So i have a question.

Say you have a table requests, which represent a graph. There are 3 columns in the request table, A, B, time. A -> B At time. So what each row represents is a directed connection from A (the requestor) to B (the requestee) at Time T (time is just for organizing data, not really for anything else).

So what is faster if say requests were 1,000,000 rows.
Index(A, B) Index(A) and Index(B) Unique(A, B)?

Thanks guys, And A, B are VARCHAR(32) (MD5's)

Sorry, i forgot a typical query.
I need to be able to see if User A (who logged on) has any requests!
I also will need to search to verify that a user has accepted a correct request, A Accepts B.

So the statements will look like.

Any new requests?

SELECT B, time
FROM requests
WHERE A='$id';  

Does A have a request from B?

SELECT time
FROM requests
WHERE A='$A' and B='$B';

Index and unique are two completely different concepts.

Indexes
An index is a hidden extra column holding the same data sorted with a pointer to your real data. Using an index you can

  1. Quickly find a particular item
  2. Quickly find a range of items (between x and y)
  3. Save time when using order by because the items are presorted
  4. Save time when using group by because group by needs to match identical items

This is a normal index, it doesn't mind duplicate values, except for the primary key which is always unique.

Unique (Index)
If you want to avoid duplicate values you can put a unique index on it. This will do all of the above, but add an extra check on every update and insert to check whether that values is not already in the database. If you try to insert a duplicate row on a unique column, MySQL will give an error and refuse your insert.
(you cannot make a row unique without using an index)

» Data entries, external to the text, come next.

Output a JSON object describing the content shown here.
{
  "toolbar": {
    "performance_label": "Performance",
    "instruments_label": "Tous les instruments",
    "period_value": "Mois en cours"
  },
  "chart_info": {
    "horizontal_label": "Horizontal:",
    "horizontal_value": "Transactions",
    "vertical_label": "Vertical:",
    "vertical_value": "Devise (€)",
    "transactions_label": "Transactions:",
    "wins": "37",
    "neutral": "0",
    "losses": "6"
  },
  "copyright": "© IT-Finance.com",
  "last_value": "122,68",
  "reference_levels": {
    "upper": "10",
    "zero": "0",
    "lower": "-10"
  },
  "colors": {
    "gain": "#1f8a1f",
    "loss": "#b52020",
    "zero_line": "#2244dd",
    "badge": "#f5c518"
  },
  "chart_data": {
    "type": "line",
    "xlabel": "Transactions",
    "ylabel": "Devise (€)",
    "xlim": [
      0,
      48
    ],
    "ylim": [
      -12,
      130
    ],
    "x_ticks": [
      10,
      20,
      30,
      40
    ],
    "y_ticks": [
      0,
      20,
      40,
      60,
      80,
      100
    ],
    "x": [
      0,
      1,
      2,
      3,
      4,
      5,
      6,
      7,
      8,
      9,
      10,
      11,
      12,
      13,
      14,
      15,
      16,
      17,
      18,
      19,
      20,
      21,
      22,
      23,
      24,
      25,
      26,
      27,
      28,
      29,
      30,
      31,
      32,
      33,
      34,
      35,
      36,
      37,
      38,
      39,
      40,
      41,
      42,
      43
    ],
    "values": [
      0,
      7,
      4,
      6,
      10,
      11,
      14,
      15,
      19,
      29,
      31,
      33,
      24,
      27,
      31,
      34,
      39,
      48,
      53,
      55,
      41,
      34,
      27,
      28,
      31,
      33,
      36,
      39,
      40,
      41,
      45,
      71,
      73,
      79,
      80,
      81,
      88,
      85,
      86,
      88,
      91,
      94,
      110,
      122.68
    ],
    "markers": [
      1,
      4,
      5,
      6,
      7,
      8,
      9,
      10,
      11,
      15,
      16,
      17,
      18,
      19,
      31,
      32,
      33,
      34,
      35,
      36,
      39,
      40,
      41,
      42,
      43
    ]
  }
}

Use of indexes slows inserts and updates down.
Use of unique indexes slows then even more down.

However indexes speed up select a lot, a whole lot.
Unique doesn't speed up anything it makes sure you don't accidentally insert a duplicate row.

When to use indexes and when not
Don't put an index on every field. As stated above it will slow you insert s and update s down.
Always put an index on join criteria. And seriously consider putting an index on column you use in where clauses a lot.
MySQL will refuse to use an index if 50% of your rows have the same value in a field, so forget about indexes on boolean (Y/N) fields, 99% of the time they will not work.
(Indexes in low cardinality fields are not useful)

Always assign a primary key
Always assign a primary key on your table though. Preferably of type integer autoincrement . If you don't assign a primary key, MySQL will assign a 'hidden' primary key for you (of type integer autoincrement) , but you cannot use the hidden PK to speed up quotes or identify your rows and there are a host of other slowness problems with hidden PK's which make them suck very badly.

Hope this helps.

Links:
How MySQL uses indexes: http://dev.mysql.com/doc/refman/5.5/en/mysql-indexes.html
When to use indexes: http://www.howtoforge.com/when-to-use-indexes-in-mysql-databases
More of that stuff: http://www.databasejournal.com/features/mysql/article.php/1382791/Optimizing-MySQL-Queries-and-Indexes.htm
Finally lurk here if you want to know more about MySQL: http://planet.mysql.com/

In this specific case, use a composite index including A and B. Make sure that A is first in the index. That way when you run these two queries, the index would be used for both.

More on composite indexes:

http://dev.mysql.com/doc/refman/5.5/en/multiple-column-indexes.html

Also, uniqueness (A,B) shouldn't matter unless your requirement is that B can only request A at most once.